Since her big break in “Scary Movie” eight years ago, Anna Faris has appeared in about a dozen comedies, usually as a ditzy blonde, a vain prima donna (she was a scene-stealer in “Lost in Translation”), or a combination thereof. And while the movies themselves have varied in quality, one thing has unified them: Anna Faris is always outstanding.
More people should be singing this woman’s praises. Like Goldie Hawn, to whom she has been compared, Faris can be sexy, funny, AND — and this is the rare part — sexy and funny at the same time. She’s physically beautiful, yet unafraid to perform wild acts of humiliating slapstick and general buffoonery. She has impeccable timing and natural comic instincts. Her failure to appear in many “respectable” comedies thus far is probably why she hasn’t become the superstar she deserves to be. I hope someone wises up and puts her in something brilliant.
In the meantime, there’s “The House Bunny,” an agreeable distaff comedy from the writers of “Legally Blonde” and “10 Things I Hate About You” that benefits immeasurably from Faris’ efforts. (She served as one of the film’s executive producers, too.) It was directed by Fred Wolf, who made this year’s lazy “Strange Wilderness,” and produced, believe it or not, by Adam Sandler’s production company. It is a bizarre world we live in.
Faris plays Shelley, a Playboy Bunny exiled from Hefner’s mansion when she hits the ripe age of 27 (“59 in bunny years,” she’s informed), whereupon she wanders, despondent, onto a Los Angeles university’s Greek row and becomes house mother for a sorority of misfits. The seven Zeta girls are geeky, slovenly, sour, or in some other way different from the norm and thus cannot attract enough new pledges to keep their charter. Their leader, Natalie (Emma Stone), is a nerdy bookworm (“Why do everyone’s eyes glaze over when I talk?) who recognizes that Shelley is a boy magnet, and that if guys start hanging out at the Zeta house, girls will want to become Zetas.

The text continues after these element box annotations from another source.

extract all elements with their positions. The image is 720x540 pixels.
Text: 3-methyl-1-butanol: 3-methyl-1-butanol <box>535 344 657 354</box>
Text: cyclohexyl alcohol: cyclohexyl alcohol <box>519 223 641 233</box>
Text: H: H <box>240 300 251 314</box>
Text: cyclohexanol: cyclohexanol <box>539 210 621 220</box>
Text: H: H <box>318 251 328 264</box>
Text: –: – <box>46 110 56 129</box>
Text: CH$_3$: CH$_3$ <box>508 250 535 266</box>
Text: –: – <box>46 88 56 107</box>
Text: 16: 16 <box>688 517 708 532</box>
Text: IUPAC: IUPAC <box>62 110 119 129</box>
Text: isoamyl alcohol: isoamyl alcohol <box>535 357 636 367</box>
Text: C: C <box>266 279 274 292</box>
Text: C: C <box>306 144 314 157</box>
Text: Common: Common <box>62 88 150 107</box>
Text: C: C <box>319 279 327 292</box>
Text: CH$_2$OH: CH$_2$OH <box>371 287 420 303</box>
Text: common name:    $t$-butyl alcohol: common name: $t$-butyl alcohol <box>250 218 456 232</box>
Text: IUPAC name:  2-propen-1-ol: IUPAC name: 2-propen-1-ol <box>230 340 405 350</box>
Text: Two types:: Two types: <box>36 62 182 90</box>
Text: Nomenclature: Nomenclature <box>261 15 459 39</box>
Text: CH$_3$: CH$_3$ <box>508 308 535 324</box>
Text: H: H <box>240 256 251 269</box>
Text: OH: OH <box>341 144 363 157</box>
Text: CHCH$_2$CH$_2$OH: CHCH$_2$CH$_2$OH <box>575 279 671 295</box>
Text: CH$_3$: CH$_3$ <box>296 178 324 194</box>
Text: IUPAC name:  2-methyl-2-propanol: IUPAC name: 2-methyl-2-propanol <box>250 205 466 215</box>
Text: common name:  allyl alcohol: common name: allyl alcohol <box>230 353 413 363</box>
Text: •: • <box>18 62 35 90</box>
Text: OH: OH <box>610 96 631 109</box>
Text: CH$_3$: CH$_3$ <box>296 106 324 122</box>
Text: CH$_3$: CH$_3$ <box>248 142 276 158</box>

You know the drill from here: Shelley teaches the girls how to break out of their shells and be more confident, and gives them fashion makeovers. (On using makeup: “We must highlight your eyes. The eyes are the nipples of the face.”) The girls teach Shelley how to relate to men in ways other than flirting with them. The sorority of mean girls down the street will try to thwart their plans, jealous of the Zetas’ newfound popularity, and the Zetas will accidentally become the vapid mean girls they used to hate before realizing their error and finding a happy medium between antisocial and shallow.
This ain’t exactly rocket science, and screenwriters Karen McCullah Lutz and Kirsten Smith have borrowed an awful lot from their “Legally Blonde” notes. Some plot threads are unnecessary (like the real reason for Shelley’s eviction), while others are underdeveloped (like Shelley’s romance with a brainy fellow, played by Colin Hanks, who only appears in a couple scenes). A few gags fall thunderously flat. And maybe it’s a little too convenient that all the misfit girls really just needed a makeover. (Is there no hope for the truly ugly?)
Yet there is still plenty of freshness in the delivery of these familiar elements, thanks not just to Faris but to her supporting cast of Zeta girls. Kat Dennings plays an easily offended sourpuss; Dana Goodman is the man-voiced trailer trash; “American Idol” runner-up Katharine McPhee plays a very pregnant loser; and Rumer Willis (Bruce and Demi’s daughter) is sweet, if not a naturally gifted actress, as a shy girl who wears a back brace.
And of course there’s Faris, too. I cannot overstate how much she adds to this film, from Shelley’s stupid-funny tics like growling people’s names to help herself remember them, to her inability to pronounce (or define) the word “philanthropy.” Shelley is a ditzy blonde who believes being a Playboy centerfold is the highest honor one can achieve, but she’s not mean, or even particularly shallow. She’s nice, she’s enthusiastic, she’s naive, and she’s clumsy — qualities that make her sympathetic. She’s someone we can laugh with rather than at.
The film looks at the fine line between making yourself likable and and being obsessed with your appearance. Everyone wants to be attractive, but how much emphasis should you place on it? This dichotomy is nicely encapsulated in the scene where Shelley suggests they hold a car wash to raise money. “Wash this car, you sexy b****es!” she calls to the girls. The easily offended one says, “Did she just call us b****es?,” and one of the others says, hopefully, “Did she just call us sexy?”
The lesson, eventually, is that it’s only bad to be sexy if that’s ALL you are. There’s nothing wrong with changing your hairstyle and clothing to make yourself feel more confident, and there’s nothing wrong with wanting to be appealing to the opposite sex. You just have to be yourself, too, and discover the balance between being popular and being fake. I would argue that “The House Bunny” offers more actual empowerment and inspiration to young women than “Sex and the City” or “Mamma Mia!,” two films that pretended to espouse feminist ideals but that were ultimately shallow and antiquated. And it’s a lot funnier to boot.